Son pari n’est pas sans risque: celui de croire que les médecins qui ne respectent pas leurs quotas seront effectivement incités à adopter de meilleures pratiques, ces meilleures pratiques étant connues, éprouvées et même existantes dans certaines cliniques au Québec: un « accès adapté » ou advanced access (vs. une pratique traditionnelle de rendez-vous pris longtemps d’avance), travail d’équipe, accès à des technologies facilitantes de prise de rendez-vous et de diagnostic, etc.

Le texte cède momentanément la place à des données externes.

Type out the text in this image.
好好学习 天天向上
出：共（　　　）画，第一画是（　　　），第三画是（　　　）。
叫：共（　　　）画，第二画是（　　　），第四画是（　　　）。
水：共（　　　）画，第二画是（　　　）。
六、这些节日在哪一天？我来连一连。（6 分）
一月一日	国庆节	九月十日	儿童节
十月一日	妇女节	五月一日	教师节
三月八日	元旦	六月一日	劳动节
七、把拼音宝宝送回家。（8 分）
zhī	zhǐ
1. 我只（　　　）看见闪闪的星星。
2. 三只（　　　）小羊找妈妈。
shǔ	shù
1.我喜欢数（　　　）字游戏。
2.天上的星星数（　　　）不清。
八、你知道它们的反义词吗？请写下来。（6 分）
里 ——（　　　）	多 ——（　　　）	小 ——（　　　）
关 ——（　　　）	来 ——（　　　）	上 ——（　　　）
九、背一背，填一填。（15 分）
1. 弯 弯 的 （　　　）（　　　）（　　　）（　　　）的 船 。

Autre risque: celui de croire que le système ne générera pas des coûts supplémentaires. Ne soyons pas naïfs; j’imagine déjà des technocrates du Ministère et de la RAMQ, des gens très très intelligents qui s’attelleront à « gérer » ces quotas, à définir la pondération des patients, et à pondre des systèmes informatiques dont les coûts seront nécessairement sous-évalués… La seule attribution d’une pondération à un patient me fait craindre le pire. Rien n’est simple dans le merveilleux monde de la gestion des systèmes informatisés du gouvernement du Québec.

Il est fort probable que les chiffres qu’utilise le Docteur Barrette pour démontrer la baisse du nombre d’heures des médecins de famille aient été truqués (faites ici une recherche sur « 117 » et voyez comment le président des Jeunes médecins du Québec en fait la démonstration).

Il est aussi difficile de ne pas reconnaître qu’une grande partie des problèmes d’accessibilité aux médecins ne soit pas la conséquence des mauvaises décisions d’un État qui, dans sa nature même, imagine pouvoir « soigner » un système par des méthodes de planification centralisée: obligation aux médecins de famille de faire des heures dans des hôpitaux (n’existe pas dans les autres provinces), plafonnement des revenus trimestriels, etc.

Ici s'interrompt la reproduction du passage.